Frank King

Personal information
- Date of birth: 13 March 1917
- Place of birth: Alnwick, England
- Date of death: c. 2003 (aged 85–86)
- Height: 5 ft 9+1⁄2 in (1.77 m)
- Position: Goalkeeper

Senior career*
- Years: Team / Apps / (Gls)
- Blyth Spartans
- 1933–1937: Everton / 13 / (0)
- 1938–1939: Derby County

= Frank King (footballer) =

English footballer

Frank King (13 March 1917 – c. 2003) was an English football goalkeeper who played for Blyth Spartans, Everton, and Derby County in the 1930s. He played five First Division games for the "Toffees" in both 1934–35 and 1935–36, and three times in 1936–37. He kept goal in the Merseyside derby at the age of 17. However, he was unable to trouble the club's firmly established number one, Ted Sagar, and was transferred to Derby.
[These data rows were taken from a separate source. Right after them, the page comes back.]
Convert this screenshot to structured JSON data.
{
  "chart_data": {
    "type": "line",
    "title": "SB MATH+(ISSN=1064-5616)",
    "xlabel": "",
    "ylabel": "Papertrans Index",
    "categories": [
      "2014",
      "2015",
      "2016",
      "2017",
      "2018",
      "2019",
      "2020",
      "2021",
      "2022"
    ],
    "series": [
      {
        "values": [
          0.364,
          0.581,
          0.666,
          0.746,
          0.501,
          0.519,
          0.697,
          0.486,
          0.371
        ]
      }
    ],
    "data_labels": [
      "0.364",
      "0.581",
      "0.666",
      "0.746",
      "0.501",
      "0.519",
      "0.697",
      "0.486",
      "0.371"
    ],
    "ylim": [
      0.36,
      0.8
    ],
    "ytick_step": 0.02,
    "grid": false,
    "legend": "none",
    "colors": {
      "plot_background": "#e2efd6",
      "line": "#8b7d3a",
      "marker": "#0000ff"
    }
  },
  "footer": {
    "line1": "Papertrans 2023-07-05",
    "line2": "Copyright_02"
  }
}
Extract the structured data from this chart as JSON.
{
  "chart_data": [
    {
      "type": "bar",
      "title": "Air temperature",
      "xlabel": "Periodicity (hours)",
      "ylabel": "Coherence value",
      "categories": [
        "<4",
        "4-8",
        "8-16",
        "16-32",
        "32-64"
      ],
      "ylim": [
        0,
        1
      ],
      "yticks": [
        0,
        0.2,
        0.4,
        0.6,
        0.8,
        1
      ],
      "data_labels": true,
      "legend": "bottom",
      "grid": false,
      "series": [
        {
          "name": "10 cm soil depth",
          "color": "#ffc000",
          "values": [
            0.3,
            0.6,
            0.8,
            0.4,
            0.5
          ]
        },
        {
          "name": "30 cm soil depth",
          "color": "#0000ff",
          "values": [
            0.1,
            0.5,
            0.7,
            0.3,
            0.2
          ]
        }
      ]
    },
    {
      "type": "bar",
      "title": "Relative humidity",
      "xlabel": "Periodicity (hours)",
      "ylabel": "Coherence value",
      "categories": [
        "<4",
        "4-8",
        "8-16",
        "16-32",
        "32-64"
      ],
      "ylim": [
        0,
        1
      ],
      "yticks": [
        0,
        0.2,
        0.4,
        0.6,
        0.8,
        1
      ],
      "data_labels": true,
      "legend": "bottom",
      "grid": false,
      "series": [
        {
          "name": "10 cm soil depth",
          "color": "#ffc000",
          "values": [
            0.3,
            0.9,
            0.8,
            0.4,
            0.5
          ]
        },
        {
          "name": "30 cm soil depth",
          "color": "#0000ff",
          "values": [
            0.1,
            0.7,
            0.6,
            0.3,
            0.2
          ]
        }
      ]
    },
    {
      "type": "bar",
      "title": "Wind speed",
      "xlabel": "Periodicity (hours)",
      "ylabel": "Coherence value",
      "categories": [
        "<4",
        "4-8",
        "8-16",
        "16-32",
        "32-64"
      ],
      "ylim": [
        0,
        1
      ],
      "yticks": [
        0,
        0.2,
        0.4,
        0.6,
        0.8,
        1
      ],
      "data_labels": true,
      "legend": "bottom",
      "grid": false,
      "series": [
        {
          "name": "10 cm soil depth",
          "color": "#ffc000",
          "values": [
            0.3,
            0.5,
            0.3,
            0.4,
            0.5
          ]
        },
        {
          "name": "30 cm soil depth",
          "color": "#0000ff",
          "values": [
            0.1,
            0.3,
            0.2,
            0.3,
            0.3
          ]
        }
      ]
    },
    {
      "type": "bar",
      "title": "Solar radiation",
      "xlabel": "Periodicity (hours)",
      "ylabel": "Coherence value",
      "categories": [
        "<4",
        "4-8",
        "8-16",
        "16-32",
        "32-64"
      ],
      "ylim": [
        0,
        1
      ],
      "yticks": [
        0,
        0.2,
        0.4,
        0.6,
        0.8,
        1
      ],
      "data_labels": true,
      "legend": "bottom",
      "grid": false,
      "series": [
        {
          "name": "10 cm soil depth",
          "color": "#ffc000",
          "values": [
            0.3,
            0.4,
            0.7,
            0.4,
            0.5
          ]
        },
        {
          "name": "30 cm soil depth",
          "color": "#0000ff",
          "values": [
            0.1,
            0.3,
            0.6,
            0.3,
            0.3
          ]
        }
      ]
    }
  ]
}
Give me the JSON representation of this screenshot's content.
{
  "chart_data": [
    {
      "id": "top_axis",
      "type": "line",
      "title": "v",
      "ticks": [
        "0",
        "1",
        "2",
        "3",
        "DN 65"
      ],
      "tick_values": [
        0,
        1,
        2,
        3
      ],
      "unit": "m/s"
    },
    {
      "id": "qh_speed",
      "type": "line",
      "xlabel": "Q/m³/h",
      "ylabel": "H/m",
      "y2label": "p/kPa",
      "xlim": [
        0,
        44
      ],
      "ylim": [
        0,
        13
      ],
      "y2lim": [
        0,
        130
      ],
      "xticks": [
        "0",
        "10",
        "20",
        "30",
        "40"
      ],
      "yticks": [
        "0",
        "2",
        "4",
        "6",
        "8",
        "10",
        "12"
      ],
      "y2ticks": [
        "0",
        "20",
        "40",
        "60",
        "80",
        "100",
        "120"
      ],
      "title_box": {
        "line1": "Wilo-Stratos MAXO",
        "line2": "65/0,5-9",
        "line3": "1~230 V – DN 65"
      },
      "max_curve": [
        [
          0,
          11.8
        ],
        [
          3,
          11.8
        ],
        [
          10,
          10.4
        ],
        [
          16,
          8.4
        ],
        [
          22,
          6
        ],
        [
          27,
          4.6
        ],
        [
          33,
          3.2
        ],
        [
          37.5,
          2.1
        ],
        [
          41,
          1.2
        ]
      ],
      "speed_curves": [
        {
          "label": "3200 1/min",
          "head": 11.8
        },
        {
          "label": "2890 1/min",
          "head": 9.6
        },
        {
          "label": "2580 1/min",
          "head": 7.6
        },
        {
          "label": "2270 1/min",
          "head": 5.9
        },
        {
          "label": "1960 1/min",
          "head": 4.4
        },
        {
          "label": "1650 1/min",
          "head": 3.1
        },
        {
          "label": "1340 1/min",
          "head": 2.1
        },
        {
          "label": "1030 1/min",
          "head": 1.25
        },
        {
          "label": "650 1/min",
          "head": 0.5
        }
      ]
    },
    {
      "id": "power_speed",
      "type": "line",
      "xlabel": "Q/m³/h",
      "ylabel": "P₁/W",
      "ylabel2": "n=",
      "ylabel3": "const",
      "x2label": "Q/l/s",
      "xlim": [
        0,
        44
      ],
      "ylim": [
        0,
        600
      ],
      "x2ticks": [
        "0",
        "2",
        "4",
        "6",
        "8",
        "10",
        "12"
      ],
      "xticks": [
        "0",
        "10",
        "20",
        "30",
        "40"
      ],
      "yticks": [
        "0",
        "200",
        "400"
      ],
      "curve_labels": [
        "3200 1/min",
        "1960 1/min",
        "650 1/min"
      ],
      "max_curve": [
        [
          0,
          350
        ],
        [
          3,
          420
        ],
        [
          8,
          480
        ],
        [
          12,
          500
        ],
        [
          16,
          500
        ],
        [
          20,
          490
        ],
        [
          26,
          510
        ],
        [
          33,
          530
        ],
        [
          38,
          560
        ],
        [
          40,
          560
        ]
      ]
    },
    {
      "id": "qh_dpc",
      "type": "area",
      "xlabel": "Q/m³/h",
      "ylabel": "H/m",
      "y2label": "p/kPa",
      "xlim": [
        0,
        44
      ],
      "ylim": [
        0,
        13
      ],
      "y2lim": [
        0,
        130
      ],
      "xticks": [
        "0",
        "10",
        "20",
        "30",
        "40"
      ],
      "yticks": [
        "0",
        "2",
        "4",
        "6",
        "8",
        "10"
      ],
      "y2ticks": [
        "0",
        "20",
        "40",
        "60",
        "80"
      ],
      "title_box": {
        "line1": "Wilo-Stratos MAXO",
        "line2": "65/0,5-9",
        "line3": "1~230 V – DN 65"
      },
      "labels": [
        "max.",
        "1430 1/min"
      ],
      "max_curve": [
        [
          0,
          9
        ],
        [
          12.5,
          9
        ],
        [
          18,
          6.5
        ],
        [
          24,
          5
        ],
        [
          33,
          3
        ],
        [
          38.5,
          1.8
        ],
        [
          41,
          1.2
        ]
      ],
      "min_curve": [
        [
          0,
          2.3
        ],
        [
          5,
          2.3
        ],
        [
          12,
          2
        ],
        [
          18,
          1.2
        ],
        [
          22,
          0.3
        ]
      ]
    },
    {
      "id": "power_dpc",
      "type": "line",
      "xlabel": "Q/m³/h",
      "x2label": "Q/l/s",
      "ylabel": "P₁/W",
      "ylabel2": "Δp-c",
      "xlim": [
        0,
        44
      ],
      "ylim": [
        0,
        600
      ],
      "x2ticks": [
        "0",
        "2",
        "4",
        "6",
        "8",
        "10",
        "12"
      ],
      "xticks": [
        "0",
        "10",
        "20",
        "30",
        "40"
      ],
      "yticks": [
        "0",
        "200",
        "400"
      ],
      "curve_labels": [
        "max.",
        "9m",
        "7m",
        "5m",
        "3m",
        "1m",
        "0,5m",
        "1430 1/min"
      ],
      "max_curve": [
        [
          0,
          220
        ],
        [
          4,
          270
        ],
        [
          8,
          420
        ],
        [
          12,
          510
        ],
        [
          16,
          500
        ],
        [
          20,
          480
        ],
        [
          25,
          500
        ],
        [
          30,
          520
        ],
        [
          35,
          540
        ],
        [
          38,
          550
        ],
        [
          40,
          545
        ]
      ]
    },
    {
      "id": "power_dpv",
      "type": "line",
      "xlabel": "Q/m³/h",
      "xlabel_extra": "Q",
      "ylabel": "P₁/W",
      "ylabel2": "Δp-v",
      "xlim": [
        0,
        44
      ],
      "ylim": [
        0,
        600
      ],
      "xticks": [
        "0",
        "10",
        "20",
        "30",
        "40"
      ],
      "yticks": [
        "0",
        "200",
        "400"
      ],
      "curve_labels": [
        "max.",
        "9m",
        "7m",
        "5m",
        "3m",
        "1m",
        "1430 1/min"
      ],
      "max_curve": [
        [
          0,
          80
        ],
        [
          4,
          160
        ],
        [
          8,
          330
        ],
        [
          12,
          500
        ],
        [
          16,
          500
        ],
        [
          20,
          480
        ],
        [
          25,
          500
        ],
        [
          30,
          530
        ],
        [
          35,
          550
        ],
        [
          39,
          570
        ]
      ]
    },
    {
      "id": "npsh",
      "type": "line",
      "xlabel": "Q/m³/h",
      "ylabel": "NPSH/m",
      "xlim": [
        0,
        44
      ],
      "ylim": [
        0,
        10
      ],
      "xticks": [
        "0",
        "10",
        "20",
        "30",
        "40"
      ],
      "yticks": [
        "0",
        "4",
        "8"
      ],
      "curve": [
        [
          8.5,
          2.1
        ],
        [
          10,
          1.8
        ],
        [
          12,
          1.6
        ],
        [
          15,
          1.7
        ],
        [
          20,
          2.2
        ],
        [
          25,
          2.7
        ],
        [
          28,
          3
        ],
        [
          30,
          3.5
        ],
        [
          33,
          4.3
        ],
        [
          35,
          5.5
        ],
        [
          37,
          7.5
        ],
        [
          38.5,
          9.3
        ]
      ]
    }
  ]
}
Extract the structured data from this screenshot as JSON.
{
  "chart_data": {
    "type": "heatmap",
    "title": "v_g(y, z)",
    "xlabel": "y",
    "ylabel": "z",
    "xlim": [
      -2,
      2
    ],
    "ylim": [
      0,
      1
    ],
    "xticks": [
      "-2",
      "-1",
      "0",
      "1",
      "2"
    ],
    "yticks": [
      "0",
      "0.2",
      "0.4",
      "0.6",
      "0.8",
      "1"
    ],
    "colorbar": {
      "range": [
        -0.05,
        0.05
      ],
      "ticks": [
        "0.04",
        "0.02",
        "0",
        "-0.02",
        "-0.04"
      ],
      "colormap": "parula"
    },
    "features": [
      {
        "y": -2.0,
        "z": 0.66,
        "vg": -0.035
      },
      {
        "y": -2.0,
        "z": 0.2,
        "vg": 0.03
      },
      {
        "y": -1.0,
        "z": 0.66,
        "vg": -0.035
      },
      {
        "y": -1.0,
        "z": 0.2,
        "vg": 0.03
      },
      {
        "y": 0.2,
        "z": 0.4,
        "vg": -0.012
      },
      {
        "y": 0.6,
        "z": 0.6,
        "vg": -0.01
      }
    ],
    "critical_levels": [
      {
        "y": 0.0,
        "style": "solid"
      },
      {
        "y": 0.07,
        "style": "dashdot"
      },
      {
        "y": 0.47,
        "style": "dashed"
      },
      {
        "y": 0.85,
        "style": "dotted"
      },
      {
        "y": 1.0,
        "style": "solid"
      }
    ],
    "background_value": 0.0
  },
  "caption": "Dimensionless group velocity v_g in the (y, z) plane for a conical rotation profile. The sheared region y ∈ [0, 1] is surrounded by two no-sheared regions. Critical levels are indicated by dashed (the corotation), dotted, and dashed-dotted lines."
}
There he picked up an injury after a challenge from Stoke City's Freddie Steele. Further injury problems forced his retirement at age 22, at which point he joined the police force. He guested for Southport during World War II. After the war he worked as a physio at Leicester City, Luton Town, and the Football Association. He died at the age of 86. He was the brother of former footballers George and Ray King.